CHICAGO - The emails, texts and phone messages continue to fill up Ricky Olczyk's electronic devices. He plans to acknowledge every well-wisher.
"It's going to take me a while to answer all of them," says Olczyk.
One reason is because Olczyk hit the ground running as the new assistant general manager for NHL Seattle. He started the Tuesday after Labor Day, working remotely from his hometown in Chicago while his position was announced by the club later in the day.
Olczyk did make the time to sit down with NHL Seattle for a first interview about his new role. The meet-up was in Chicago, where team content makers were on hand to report on the NHL Player Media Tour event and conduct 1-on-1 interviews with more than 30 of the league's most intriguing stars.
READ: NHL Player Media Tour Unofficially Kicks Off 2019-20 Season
The wide-ranging interview features Olczyk's views on the types of players NHL Seattle will be seeking at the NHL Expansion Draft in 2021, plus future entry level drafts, free agent signings, trades and more. Aligned with GM Ron Francis and Director of Hockey Administration Alexandra Mandrycky, "Ricky O" talked about hockey skills (skating, shooting, passing) and hockey IQ (anticipating where the puck is headed, smart positioning on ice), plus some specific intangibles.
"We are looking players who are willing to block shots, play with passion, win battles [in front of the net and along the boards] and use their body to get to loose pucks," Olczyk says. "We appreciate the players who do this for their teams on a daily basis."
One task at hand is scouting amateur and pro players as the hockey season is fast approaching. Olczyk explains the difficult tasks sizing up young amateur players-including 16-year-olds who will become eligible for NHL Seattle's first NHL Entry Draft in June 2021: Those scouts are assigned with projecting a player's potential, often before the athlete is fully grown and certainly before hockey skills and especially a professional mindset is finished developing.
NHL Seattle's new assistant GM expanded on forming the pro-ready game of defensemen (which you might hear called a "blue liner" because they typically stay back near the blue line when their teams are on the attack in the opposing team's defensive zone.
"As a general rule, defensemen take longer to develop," says Olczyk. "There is an adjustment period [at the NHL level]: When to take body, when to attack in front, your head's on a swivel, there is lots to think about."
Olczyk says the speed of players, especially forwards, in today's NHL is a huge challenge for defensemen.
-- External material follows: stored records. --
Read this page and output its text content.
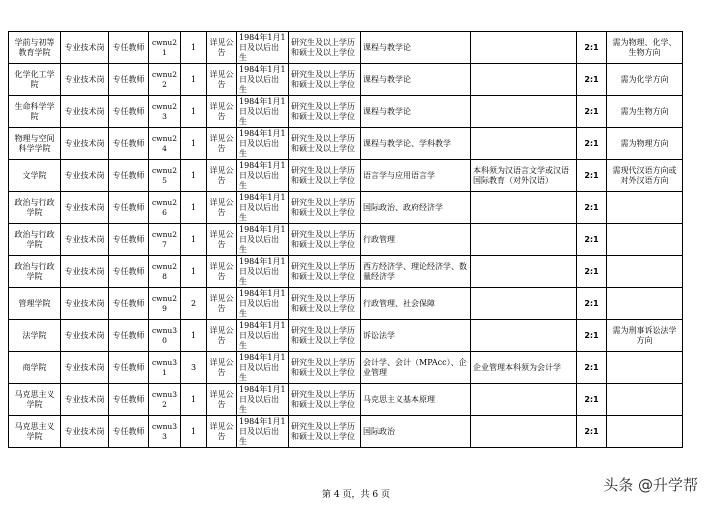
学前与初等教育学院	专业技术岗	专任教师	cwnu21	1	详见公告	1984年1月1日及以后出生	研究生及以上学历和硕士及以上学位	课程与教学论		2:1	需为物理、化学、生物方向
化学化工学院	专业技术岗	专任教师	cwnu22	1	详见公告	1984年1月1日及以后出生	研究生及以上学历和硕士及以上学位	课程与教学论		2:1	需为化学方向
生命科学学院	专业技术岗	专任教师	cwnu23	1	详见公告	1984年1月1日及以后出生	研究生及以上学历和硕士及以上学位	课程与教学论		2:1	需为生物方向
物理与空间科学学院	专业技术岗	专任教师	cwnu24	1	详见公告	1984年1月1日及以后出生	研究生及以上学历和硕士及以上学位	课程与教学论、学科教学		2:1	需为物理方向
文学院	专业技术岗	专任教师	cwnu25	1	详见公告	1984年1月1日及以后出生	研究生及以上学历和硕士及以上学位	语言学与应用语言学	本科须为汉语言文学或汉语国际教育（对外汉语）	2:1	需现代汉语方向或对外汉语方向
政治与行政学院	专业技术岗	专任教师	cwnu26	1	详见公告	1984年1月1日及以后出生	研究生及以上学历和硕士及以上学位	国际政治、政府经济学		2:1	
政治与行政学院	专业技术岗	专任教师	cwnu27	1	详见公告	1984年1月1日及以后出生	研究生及以上学历和硕士及以上学位	行政管理		2:1	
政治与行政学院	专业技术岗	专任教师	cwnu28	1	详见公告	1984年1月1日及以后出生	研究生及以上学历和硕士及以上学位	西方经济学、理论经济学、数量经济学		2:1	
管理学院	专业技术岗	专任教师	cwnu29	2	详见公告	1984年1月1日及以后出生	研究生及以上学历和硕士及以上学位	行政管理、社会保障		2:1	
法学院	专业技术岗	专任教师	cwnu30	1	详见公告	1984年1月1日及以后出生	研究生及以上学历和硕士及以上学位	诉讼法学		2:1	需为刑事诉讼法学方向
商学院	专业技术岗	专任教师	cwnu31	3	详见公告	1984年1月1日及以后出生	研究生及以上学历和硕士及以上学位	会计学、会计（MPAcc）、企业管理	企业管理本科须为会计学	2:1	
马克思主义学院	专业技术岗	专任教师	cwnu32	1	详见公告	1984年1月1日及以后出生	研究生及以上学历和硕士及以上学位	马克思主义基本原理		2:1	
马克思主义学院	专业技术岗	专任教师	cwnu33	1	详见公告	1984年1月1日及以后出生	研究生及以上学历和硕士及以上学位	国际政治		2:1	
第 4 页，共 6 页
头条 @升学帮
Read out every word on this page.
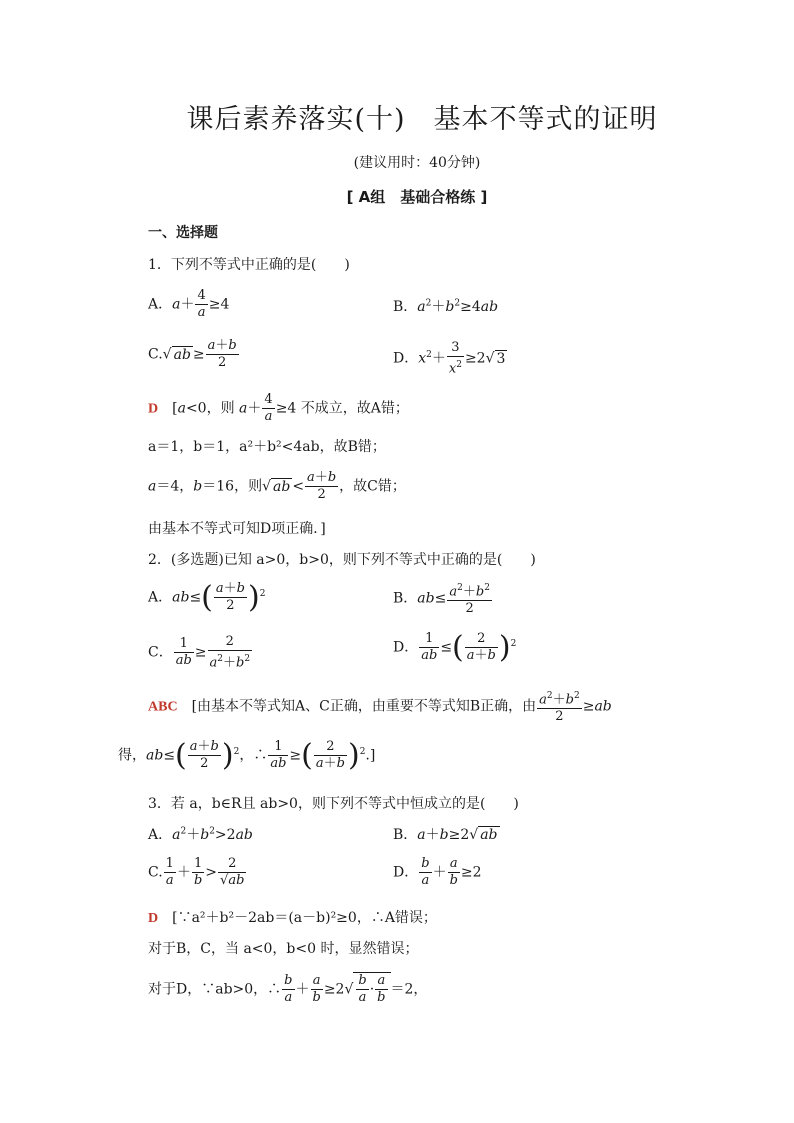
课后素养落实(十)　基本不等式的证明
(建议用时：40分钟)
[ A组　基础合格练 ]
一、选择题
1．下列不等式中正确的是(　　)
A．$a+ \frac{4}{a} \ge 4$	B．$a^2+b^2\ge 4ab$
C.√ ab ≥ $\frac{a+b}{2}$	D．$x^2+ \frac{3}{x^2} \ge 2√$ 3
D　[a<0，则 $a+ \frac{4}{a} \ge 4$ 不成立，故A错；
a＝1，b＝1，a²＋b²<4ab，故B错；
a＝4，b＝16，则√ ab < $\frac{a+b}{2}$ ，故C错；
由基本不等式可知D项正确．]
2．(多选题)已知 a>0，b>0，则下列不等式中正确的是(　　)
A．$ab\le( \frac{a+b}{2} )^2$	B．$ab\le \frac{a^2+b^2}{2}$
C． $\frac{1}{ab} \ge \frac{2}{a^2+b^2}$	D． $\frac{1}{ab}$ ≤( $\frac{2}{a+b} )^2$
ABC　 [由基本不等式知A、C正确，由重要不等式知B正确，由 $\frac{a^2+b^2}{2} \ge ab$
得，$ab\le( \frac{a+b}{2} )^2$，∴ $\frac{1}{ab}$ ≥( $\frac{2}{a+b} )^2$.]
3．若 a，b∈R且 ab>0，则下列不等式中恒成立的是(　　)
A．$a^2+b^2>2ab$	B．a＋b≥2√ ab
C. $\frac{1}{a} + \frac{1}{b} > \frac{2}{√ab}$	D． $\frac{b}{a} + \frac{a}{b} \ge 2$
D　 [∵a²＋b²－2ab＝(a－b)²≥0，∴A错误；
对于B，C，当 a<0，b<0 时，显然错误；
对于D，∵ab>0，∴ $\frac{b}{a} + \frac{a}{b} \ge 2√ \frac{b}{a} \cdot \frac{a}{b} =2$，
One example: Defensemen have to pivot quickly, sharply and frequently to turn opponents away from the net and scoring chances.
But Olczyk adds that defensemen are arriving at the pro level with the ability to skate faster themselves.
"They are 17 and 18-year-olds who are big and mobile," he says. "They move quickly and think the game well."
GM Ron Francis says Olczyk is a "good thinker" himself.
"We are certainly going to benefit from his legal knowledge and his background of building teams," says Francis.
Francis knows the Olczyk family quite well. He worked with Ricky O for four years in Carolina and played with brother Eddie two seasons in Pittsburgh. Francis got to know Ricky and Eddie's parents and is quick to praise Mrs. Olczyk's Italian cooking, especially her meatballs.
The brothers Olczyk certainly talk hockey when they gather around a dinner table. Hockey fans know "Eddie O" as a former NHL player and premier analyst for NHL broadcasts, working alongside Mike "Doc" Emrick for national games on NBC Sports and NBC Sports Network. His brother Ricky, with a law degree from Cornell and hockey captain of another Ivy League school, Brown University, is 10 years in as an assistant GM for Edmonton and Carolina. Now Seattle starts the second decade.
"I have great respect and admiration for Eddie," says Ricky O. "I tap into his thoughts on players, systems and coaches. I have always asked him questions. He is honest and he has a real good eye. We don't always agree; I'm not sure if that is a brother thing… but we always have a mutual respect and passion for the game."